Ces plateformes sont en principe gratuites pour les auteurs (mais quelques-unes ont des frais d’adhésion ou de service). La plupart demandent aux auteurs de déposer au préalable leurs preprints dans des archives ouvertes. Leurs modalités d’évaluation sont diverses, elles peuvent proposer la transparence des identités et l’ouverture des documents d’évaluation.
Certaines d’entre elles ont des partenariats avec des revues qui tiennent compte de l’évaluation effectuée, évitant ainsi des évaluations successives et du temps perdu. Exemple de Review Commons (rubrique Submitting to an affiliate journal) : si la première revue choisie par l’auteur ne retient pas le manuscrit révisé associé aux rapports d’évaluation, l’auteur peut présenter le dossier à une autre.

Le partage et la diffusion des contenus de l’évaluation entre revues peuvent faire gagner beaucoup de temps et d’effort aux auteurs, aux relecteurs et aux revues. Mais ces pratiques amènent des questions concrètes d’organisation des revues et aussi d’intégrité scientifique.
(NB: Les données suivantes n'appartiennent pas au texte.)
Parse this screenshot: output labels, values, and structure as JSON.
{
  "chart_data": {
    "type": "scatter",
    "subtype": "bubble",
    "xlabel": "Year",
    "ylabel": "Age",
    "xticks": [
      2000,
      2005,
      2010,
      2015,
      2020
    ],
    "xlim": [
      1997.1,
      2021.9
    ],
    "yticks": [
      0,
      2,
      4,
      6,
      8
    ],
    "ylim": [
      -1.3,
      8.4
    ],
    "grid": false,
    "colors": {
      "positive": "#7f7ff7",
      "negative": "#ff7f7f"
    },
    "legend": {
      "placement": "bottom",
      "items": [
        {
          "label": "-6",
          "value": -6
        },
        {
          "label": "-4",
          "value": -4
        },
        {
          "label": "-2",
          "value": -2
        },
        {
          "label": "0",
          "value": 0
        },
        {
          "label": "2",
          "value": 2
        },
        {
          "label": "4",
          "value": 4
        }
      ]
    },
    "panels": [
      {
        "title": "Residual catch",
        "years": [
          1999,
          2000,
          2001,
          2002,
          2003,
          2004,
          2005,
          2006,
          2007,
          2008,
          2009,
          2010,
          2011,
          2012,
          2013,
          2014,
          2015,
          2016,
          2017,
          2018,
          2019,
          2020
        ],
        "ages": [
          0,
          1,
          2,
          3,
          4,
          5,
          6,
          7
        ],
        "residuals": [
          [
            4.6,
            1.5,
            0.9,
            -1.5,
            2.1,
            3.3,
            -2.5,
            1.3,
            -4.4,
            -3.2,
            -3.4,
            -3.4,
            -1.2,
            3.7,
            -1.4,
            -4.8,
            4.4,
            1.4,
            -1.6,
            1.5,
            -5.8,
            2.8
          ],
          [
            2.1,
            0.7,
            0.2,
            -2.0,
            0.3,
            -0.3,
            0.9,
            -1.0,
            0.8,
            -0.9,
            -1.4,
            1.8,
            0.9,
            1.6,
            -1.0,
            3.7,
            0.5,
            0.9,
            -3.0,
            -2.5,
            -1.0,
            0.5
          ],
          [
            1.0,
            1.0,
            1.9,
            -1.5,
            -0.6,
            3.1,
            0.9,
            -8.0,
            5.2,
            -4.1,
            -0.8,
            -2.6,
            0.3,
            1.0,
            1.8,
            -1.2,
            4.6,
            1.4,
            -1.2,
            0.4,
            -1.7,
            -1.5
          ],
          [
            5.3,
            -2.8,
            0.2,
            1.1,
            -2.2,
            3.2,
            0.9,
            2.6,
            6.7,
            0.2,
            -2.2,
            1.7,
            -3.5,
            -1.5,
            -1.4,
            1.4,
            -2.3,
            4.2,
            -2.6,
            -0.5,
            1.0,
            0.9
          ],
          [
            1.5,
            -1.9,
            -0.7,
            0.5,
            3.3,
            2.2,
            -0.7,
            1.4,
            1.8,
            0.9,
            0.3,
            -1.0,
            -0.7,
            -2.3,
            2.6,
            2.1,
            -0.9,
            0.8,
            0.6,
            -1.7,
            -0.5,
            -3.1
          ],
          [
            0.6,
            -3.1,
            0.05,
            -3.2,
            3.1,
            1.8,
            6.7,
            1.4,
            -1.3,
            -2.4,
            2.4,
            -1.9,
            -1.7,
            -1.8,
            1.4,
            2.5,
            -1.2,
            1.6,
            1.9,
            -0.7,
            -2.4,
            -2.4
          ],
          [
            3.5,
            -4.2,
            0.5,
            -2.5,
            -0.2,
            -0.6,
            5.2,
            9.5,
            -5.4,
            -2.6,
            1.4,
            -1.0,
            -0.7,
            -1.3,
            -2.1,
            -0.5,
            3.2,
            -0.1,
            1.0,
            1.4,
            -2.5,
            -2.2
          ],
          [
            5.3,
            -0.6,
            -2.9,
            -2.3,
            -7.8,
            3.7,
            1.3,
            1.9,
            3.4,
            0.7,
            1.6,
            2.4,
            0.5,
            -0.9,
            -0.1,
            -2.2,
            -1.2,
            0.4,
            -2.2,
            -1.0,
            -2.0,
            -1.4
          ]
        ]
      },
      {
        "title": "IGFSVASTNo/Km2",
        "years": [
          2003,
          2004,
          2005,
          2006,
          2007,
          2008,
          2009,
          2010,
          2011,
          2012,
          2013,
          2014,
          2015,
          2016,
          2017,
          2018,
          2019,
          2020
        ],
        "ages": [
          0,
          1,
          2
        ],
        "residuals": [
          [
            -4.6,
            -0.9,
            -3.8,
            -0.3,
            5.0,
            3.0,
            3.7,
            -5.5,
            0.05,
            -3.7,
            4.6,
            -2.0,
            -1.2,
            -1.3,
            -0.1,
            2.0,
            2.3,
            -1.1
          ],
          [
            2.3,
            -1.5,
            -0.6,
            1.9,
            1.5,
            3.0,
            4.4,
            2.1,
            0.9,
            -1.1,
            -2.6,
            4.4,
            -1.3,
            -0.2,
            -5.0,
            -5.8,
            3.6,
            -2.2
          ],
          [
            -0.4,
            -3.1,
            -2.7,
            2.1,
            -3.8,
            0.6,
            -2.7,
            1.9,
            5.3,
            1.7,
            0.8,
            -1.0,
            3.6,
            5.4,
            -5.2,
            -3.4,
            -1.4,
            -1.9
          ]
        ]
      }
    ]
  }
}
En dehors de l’évaluation découplée décrite ci-dessus, le partage des documents d’évaluation se fait déjà entre revues d’un même éditeur (notamment les grands éditeurs commerciaux ; on parle de publication en cascade, Cascading peer review, Peer review cascade, Article transfer service, Transfers and Portable Reviews Policy). Cela pourrait, pourquoi pas, se faire entre revues d’éditeurs différents. De même, l’auteur devrait-il indiquer à une revue à laquelle il soumet que son manuscrit a déjà été refusé par une première revue ? Devrait-il joindre à cette deuxième soumission les documents d’évaluation ? Le COPE considère que la confidentialité de l’évaluation doit être respectée et que les documents ne devraient être transmis qu’avec l’accord des acteurs initiaux (Who “owns” peer reviews? Version 2, 2017).